Massive cuts in public spending means convincing people to accept the idea that cuts in servies, pay, pensions and benefits are a necessity. Alex Snowdon looks at how the battle of ideas is going.
“The trick of the British establishment is to turn discussion from “whether to” into “how to” questions. The media debate is on which government services to cut or on the balance between spending cuts and tax increases.
Once the discussion has been channelled into these trenches the establishment has won. The real argument, however, should be on whether we need unparalleled fiscal austerity or not.“
Samuel Brittan, Financial Times columnist
As Brittan observes, there are basically two ways of framing the debate about public sector cuts. The first way is to assume deep cuts will happen – the only issue is exactly where these cuts will be targeted. The knife must be wielded, but where exactly should it cut?
The second way is to challenge the whole ‘need’ for cuts, which means examining the assumptions underpinning the cuts agenda. This is becoming the great ideological battle of our age.
A ‘There is No Alternative’-type acceptance of deep cuts is what we need to confront above all. Anti-cuts campaigns won’t prevail simply by alerting people to cuts and their impact on people’s lives, necessary as this is. We are in a war of ideas, and need urgently to outline the alternatives to the orthodox pro-austerity line.
Two things bring this home. One is the evidence from polling; the other is current media coverage. The latest polls indicate a widespread concern at the impact of cuts, but also a large number of people viewing them as necessary.

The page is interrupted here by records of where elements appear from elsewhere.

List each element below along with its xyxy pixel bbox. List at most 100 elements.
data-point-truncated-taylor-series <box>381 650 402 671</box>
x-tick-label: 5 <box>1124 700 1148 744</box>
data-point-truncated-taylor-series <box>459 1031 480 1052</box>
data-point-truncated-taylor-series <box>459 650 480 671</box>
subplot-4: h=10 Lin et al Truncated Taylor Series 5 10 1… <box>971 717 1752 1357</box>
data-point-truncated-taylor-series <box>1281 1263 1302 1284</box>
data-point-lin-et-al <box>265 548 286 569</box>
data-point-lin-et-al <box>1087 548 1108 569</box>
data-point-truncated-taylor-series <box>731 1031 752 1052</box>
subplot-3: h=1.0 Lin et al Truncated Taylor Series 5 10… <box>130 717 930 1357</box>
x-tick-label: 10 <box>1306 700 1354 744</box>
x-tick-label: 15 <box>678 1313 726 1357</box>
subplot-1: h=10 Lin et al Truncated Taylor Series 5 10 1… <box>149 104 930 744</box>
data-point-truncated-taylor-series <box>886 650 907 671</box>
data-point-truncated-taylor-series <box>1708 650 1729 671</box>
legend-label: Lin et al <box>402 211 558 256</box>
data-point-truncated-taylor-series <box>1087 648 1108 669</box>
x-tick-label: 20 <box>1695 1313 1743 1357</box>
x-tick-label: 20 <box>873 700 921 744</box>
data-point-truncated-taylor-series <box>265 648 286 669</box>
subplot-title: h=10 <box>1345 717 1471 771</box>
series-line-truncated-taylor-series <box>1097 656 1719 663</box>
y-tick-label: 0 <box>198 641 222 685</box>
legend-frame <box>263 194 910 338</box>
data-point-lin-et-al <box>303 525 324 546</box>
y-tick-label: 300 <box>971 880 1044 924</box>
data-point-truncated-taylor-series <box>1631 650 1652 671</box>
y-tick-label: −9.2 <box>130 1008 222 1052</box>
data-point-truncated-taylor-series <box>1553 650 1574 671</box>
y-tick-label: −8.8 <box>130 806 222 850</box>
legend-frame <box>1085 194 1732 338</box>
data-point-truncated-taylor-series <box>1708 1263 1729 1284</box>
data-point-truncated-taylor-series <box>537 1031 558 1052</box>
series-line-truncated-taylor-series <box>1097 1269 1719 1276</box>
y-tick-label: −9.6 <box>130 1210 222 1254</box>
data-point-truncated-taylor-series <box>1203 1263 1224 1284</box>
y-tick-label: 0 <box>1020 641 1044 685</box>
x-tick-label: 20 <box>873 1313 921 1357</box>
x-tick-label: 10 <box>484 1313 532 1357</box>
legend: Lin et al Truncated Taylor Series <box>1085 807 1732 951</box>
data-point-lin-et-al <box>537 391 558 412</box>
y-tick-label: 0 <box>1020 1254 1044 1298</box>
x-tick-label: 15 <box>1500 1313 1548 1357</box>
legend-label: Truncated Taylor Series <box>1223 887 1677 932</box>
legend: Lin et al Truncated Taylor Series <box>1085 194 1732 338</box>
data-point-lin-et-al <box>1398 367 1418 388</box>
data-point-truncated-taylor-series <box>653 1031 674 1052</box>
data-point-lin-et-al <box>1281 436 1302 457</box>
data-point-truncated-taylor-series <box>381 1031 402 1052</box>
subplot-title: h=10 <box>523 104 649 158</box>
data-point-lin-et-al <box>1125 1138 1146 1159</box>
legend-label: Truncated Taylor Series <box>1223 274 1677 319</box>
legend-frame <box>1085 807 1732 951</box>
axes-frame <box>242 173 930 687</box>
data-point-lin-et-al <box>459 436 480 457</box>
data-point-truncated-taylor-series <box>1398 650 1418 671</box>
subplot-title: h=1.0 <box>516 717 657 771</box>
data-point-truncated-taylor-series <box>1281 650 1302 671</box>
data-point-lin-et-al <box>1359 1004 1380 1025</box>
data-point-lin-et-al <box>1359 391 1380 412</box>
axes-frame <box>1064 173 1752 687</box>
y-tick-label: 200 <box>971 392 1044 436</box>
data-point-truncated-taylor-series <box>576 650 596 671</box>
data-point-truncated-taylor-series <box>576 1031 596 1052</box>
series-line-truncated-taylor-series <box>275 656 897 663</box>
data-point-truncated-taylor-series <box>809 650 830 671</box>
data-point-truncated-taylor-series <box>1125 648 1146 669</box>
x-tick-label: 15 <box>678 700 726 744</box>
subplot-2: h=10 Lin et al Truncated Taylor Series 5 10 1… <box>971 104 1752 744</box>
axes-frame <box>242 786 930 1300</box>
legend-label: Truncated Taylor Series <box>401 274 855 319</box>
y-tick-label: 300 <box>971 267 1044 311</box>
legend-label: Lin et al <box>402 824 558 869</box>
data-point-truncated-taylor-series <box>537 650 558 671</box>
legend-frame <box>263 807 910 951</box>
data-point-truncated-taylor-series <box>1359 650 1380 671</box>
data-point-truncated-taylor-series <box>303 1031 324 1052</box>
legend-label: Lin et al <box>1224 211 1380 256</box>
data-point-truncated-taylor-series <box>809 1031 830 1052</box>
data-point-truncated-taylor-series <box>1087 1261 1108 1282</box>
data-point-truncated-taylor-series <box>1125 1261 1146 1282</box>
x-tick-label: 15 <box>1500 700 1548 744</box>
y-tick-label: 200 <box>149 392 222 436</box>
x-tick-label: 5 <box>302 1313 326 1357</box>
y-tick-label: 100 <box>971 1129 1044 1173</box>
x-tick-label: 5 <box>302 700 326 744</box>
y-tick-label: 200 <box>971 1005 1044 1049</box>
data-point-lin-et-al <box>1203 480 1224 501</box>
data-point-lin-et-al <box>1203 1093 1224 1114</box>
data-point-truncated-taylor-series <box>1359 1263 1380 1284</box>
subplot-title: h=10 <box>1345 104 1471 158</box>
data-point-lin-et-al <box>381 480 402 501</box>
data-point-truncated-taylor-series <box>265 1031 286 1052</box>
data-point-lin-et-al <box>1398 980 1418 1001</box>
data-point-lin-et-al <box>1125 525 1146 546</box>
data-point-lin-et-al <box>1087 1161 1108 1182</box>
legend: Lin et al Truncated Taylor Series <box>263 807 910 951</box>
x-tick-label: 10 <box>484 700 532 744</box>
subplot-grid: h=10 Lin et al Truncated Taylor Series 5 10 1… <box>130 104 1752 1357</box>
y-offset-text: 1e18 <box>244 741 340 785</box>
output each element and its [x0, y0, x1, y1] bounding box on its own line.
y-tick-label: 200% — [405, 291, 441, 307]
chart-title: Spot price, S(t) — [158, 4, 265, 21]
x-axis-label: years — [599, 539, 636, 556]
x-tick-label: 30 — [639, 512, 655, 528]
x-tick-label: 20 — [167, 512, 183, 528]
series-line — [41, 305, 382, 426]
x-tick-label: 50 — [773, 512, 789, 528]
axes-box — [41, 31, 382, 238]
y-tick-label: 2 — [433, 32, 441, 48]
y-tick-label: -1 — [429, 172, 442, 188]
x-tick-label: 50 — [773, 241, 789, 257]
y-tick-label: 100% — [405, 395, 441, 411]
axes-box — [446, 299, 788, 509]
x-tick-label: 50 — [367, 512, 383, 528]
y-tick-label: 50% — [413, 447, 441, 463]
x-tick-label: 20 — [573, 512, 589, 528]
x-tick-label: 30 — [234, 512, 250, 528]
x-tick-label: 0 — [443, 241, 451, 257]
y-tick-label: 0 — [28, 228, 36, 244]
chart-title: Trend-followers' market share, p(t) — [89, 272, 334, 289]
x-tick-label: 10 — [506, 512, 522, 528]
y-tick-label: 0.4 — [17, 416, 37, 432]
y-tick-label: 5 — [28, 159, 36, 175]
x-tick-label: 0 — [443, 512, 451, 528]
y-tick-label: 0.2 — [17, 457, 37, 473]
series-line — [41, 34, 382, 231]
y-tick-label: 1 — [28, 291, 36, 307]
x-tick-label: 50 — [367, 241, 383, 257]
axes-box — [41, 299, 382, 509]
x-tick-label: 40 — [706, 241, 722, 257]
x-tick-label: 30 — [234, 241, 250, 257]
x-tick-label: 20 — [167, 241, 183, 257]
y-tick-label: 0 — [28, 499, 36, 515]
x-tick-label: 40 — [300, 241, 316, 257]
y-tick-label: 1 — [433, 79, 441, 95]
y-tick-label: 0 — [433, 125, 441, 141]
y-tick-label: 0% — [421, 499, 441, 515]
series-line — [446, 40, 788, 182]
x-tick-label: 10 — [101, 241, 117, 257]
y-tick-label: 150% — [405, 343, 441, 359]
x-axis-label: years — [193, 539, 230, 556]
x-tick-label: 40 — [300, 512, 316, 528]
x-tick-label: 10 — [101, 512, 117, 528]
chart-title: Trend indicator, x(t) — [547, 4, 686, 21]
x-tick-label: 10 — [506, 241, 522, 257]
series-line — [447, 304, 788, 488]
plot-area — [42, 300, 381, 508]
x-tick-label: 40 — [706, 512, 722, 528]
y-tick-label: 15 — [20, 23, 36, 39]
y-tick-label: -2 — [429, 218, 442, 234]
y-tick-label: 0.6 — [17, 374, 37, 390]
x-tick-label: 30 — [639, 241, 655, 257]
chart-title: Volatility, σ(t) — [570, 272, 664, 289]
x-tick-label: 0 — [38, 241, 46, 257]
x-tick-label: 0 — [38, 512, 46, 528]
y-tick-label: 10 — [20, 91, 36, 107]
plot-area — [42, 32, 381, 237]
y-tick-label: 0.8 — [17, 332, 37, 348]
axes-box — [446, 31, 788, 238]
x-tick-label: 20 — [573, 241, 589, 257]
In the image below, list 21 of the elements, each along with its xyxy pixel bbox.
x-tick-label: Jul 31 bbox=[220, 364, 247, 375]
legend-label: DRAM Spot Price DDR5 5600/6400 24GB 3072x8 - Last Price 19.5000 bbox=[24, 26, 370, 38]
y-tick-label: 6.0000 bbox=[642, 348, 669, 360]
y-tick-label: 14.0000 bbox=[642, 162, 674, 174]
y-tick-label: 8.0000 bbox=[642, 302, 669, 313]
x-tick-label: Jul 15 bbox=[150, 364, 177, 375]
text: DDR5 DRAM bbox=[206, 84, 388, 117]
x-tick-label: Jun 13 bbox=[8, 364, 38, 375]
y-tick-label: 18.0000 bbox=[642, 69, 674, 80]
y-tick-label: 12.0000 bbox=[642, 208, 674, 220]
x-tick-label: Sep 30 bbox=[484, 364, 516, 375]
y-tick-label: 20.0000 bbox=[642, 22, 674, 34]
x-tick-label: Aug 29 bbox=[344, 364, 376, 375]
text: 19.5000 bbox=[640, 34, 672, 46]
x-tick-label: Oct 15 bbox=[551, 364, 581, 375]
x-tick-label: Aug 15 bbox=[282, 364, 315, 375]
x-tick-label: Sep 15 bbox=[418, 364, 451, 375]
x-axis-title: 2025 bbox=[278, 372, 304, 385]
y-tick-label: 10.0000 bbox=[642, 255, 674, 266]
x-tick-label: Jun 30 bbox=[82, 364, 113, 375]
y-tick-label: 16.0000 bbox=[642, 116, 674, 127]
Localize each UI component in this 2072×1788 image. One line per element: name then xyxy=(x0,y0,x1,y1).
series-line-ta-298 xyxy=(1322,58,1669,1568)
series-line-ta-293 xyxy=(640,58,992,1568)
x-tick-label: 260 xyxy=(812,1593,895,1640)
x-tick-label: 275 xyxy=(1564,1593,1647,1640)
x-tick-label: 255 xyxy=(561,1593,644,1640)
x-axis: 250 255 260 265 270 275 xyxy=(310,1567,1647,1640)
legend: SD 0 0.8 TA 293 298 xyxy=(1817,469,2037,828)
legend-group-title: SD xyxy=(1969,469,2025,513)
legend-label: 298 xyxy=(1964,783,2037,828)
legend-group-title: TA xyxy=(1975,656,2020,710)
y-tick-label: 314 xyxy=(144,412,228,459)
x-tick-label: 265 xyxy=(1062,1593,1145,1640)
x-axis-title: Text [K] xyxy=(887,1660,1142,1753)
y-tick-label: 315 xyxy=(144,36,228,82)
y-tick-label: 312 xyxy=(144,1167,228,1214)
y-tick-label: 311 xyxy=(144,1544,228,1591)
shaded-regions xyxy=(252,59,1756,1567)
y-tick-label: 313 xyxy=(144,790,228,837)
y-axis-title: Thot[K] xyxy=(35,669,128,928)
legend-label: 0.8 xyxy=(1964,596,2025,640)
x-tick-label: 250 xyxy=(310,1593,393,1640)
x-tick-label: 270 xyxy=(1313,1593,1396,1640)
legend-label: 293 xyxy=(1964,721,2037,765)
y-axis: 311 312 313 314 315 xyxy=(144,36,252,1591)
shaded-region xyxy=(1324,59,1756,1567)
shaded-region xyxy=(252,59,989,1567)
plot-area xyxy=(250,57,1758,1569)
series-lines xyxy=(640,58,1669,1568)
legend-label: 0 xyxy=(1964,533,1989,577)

There is naturally no enthusiasm for the measures announced in the June budget, and people aren’t ideologically committed to what Cameron, Osborne et al represent, but many people do accept the idea that cuts in servies, pay, pensions and benefits are a necessity.
Nigel Stanley at Touchstone examines the findings of a BBC Newsnight poll: ‘Most buy the necessity for big cuts, but are beginning to be worried that they will be affected and that they might be going too far. What is new here is that a majority think they might be bad for the wider economy.’
The contradiction is captured in this: 57% agree ‘the government is trying to cut too severely’, yet 64% agree ‘the scale of the cuts is essential for the government to balance its books’. But, as Stanley notes, another finding is interesting: 56% think the scale of cuts is likely to threaten the economic recovery. The view – a correct one – that deep cuts will undermine recovery is evidently widespread.
The Guardian reports on a separate poll: ‘Overall, 38% of voters think the coalition’s plans for tax rises and spending cuts go too far, 39% think they are right and 16% think they do not go far enough… Whether they approve or not, everybody thinks they will suffer: 91% say the cuts and tax rises will hurt, with 31% saying they will hurt a lot.’
There is clearly a wide layer who simultaneously feel concern at the effects of cuts and think they are necessary, and thus reluctantly accept them. We shouldn’t be surprised at this, not least because Labour has failed utterly to articulate clear argumens opposing the ConDem coalition’s policies, which stems from its own commitment (prior to the election) to making cuts.
The media are also playing a vital role in shoring up the ideological consensus. Paul at Though Cowards Flinch cites this unashamedly biased example:
‘MPs will be breaking up for the summer tomorrow, 27 July, but when they return they will still have to deal with the £156 billion deficit which looms over Britain. This week, BBC Radio 5 live Drive is looking for your big ideas to drive down the deficit. Today the focus is on home savings, including on health, education and local services.’
This is precisely what the FT’s Samuel Brittan meant by eradicating debate about ‘whether to’, instead focusing on ‘how to’. The ruling ideology is embedded in the BBC’s coverage, so deeply that we’re not supposed to notice there is anything contentious at all.
The Left Outside blog observes: ‘The Labour leadership is in disarray over the deficit and there seems little concerted effort to highlight the positive effects of ignoring Tory policy recommendation in the last few years…
The embedding of this deficit hysteria may have already reached a point where it is impossible to overturn. If we let them dictate the terms of debate we have lost the debate’.
It’s a debate we on the left have to re-shape and win. Just conisder Iraq if you are in doubt: left to their own devices, politicians and the BBC would have contentedly limited themselves to the ‘how to’ questions. They tried, but failed precisely because a mass movement forced the real arguments into the mainstream and re-shaped the political debate.
On the most important domestic political issue for generations, that is the challenge we now face: to build a political movement that transforms the terms of debate and creates the space for effective resistance.